The Nez Perce were hungry and exhausted, and their leading warriors had been killed in the final battle, including Lean Elk, Looking Glass and Joseph's brother Ollokot.
Mistakenly identified as a war chief - rather than the political chief he actually was - of the rebel Nez Perce, Joseph had become famous throughout the country, even with some U.S. Army officials, for the heroism of the bands' fighting retreat. Whatever Joseph's role, there is no denying the bravery and skill shown by the Nez Perce.
Joseph and his people were, of course, not treated as heroes: they were moved first to eastern Kansas, then to a reservation in what is now Oklahoma.

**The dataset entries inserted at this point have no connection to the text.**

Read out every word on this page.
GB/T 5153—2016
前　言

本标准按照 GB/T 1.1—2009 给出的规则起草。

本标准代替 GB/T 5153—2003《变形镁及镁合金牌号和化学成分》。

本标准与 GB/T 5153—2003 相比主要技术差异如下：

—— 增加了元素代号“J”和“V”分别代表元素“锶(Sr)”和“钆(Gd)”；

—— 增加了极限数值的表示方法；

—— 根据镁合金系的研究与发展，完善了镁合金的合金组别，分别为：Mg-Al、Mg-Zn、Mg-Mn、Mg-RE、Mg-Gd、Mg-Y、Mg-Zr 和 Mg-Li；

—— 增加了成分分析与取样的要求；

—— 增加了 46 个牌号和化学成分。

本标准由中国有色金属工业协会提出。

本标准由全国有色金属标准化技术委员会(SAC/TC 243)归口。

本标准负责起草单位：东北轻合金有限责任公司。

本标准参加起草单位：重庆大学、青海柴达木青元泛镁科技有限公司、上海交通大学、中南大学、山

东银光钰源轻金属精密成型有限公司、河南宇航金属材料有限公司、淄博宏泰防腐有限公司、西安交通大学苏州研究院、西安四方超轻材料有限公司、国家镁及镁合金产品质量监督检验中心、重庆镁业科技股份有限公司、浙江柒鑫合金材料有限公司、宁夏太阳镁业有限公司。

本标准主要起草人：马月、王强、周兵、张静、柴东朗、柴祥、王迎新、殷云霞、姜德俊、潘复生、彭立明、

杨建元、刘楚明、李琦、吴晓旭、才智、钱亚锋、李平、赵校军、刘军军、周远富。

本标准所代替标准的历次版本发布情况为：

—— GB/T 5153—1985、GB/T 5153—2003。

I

Many of them died there of disease.
Only in 1885 were Joseph and his remaining people returned to the Northwest - some to Idaho, but Joseph and others to the Colville Reservation in northern Washington. Chief Joseph died on the Colville Reservation on Sept. 21, 1904, at the age of 64. There Young Joseph is buried.
It is Young Chief Joseph's father, Old Joseph, who is interred beneath the monument at the north end of Wallowa Lake at a site that is now part of the Nez Perce National Historical Park and visited by thousands who pay their respects every year."